The US government is shipping millions of dollar bills from the Federal Reserve Bank of New York to replace the Iraqi dinar, making the greenback the de-facto currency of Iraq, at least in the short term, writes Conor O'Clery in New York
In a setback for the euro, the US is certain to readopt the dollar standard as the currency in Iraq's oil industry, three years after Baghdad turned to the euro as its international currency in protest against American-inspired sanctions.
The dollarisation move is likely to increase apprehensions in the Arab world about long-term US intentions in Iraq, though US Treasury officials say the final choice of a currency for post-Saddam Iraq would be left to a new government.
US officials running post-war Iraq in the short term will pay thousands of Iraqi civil servants in dollars in small denomination bills, according to the Wall Street Journal.
There are currently two types of dinars in circulation in Iraq, the so-called "Swiss dinar" in the Kurdish-controlled area of northern Iraq, and the "Saddam" dinar used in the rest of the country that bears a likeness of Saddam Hussein.
US officials do not expect a new Iraqi government to retain the dollar, which would be widely seen as an affront to its sense of nationhood, although a new national currency could be linked to the dollar.
After the overthrow of the Taliban, the new Afghan government led by President Hamid Karzai resisted pressure from the US to use dollars for larger-scale government transactions as a means of stabilising the economy.
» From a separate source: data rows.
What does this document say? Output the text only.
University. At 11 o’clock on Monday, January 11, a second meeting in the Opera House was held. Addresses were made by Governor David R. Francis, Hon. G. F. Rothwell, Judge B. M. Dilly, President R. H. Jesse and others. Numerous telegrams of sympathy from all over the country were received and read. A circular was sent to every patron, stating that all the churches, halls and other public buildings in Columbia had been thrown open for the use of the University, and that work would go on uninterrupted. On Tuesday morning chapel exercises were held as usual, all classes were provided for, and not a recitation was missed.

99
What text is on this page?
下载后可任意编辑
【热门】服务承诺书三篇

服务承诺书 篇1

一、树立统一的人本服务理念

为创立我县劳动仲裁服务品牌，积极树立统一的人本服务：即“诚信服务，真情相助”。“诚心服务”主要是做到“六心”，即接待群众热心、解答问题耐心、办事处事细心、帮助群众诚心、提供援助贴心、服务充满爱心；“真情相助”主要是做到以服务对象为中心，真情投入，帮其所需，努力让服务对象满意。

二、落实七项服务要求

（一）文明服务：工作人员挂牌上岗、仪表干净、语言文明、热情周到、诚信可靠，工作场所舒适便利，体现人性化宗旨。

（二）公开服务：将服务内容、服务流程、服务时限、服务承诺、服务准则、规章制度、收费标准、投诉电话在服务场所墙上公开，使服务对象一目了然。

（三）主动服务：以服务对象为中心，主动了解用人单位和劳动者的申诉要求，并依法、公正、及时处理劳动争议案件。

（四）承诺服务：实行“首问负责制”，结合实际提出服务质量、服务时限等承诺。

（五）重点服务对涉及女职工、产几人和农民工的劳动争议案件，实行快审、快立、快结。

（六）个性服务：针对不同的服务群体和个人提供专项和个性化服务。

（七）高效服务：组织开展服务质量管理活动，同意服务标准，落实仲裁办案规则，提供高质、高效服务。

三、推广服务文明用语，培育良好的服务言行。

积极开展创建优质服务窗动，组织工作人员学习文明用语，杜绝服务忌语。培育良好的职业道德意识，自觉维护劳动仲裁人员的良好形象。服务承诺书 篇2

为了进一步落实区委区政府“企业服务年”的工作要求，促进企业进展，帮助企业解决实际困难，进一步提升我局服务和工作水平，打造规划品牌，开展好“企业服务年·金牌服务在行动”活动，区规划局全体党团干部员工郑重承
Kabul opted instead for a simple new currency reflecting national independence, and the US State Department helped the Afghan government destroy old bills with mobile incinerators and shredders.
East Timor voluntarily adopted the dollar to replace the Indonesian currency after it achieved full independence from Jakarta, but Kosovo and Bosnia opted first for the deutschmark and then the euro.
The cash for dollar payments to Iraqi civil servants and oil workers will reportedly come from $1.7 billion in Iraqi assets abroad confiscated by US authorities.
British forces are reported to be already using dollars to pay maintenance and dock workers in Umm Qasr and Basra.
Dinars will continue to circulate in Iraq in the short term, but "Saddam" dinars have been devalued by widespread looting of banks.
The US plans to run Iraq's oil industry while it is being refurbished before handing it over to a new Iraqi government. The Pentagon is putting in place an advisory board of former oil industry officials, including Mr Philip Carroll, former chief executive of Shell Oil.
This makes it certain that the future sale of Iraqi oil will be in dollars, the international currency for oil transactions, once the UN lifts anti-Saddam sanctions that provide that only the UN can approve Iraqi oil sales.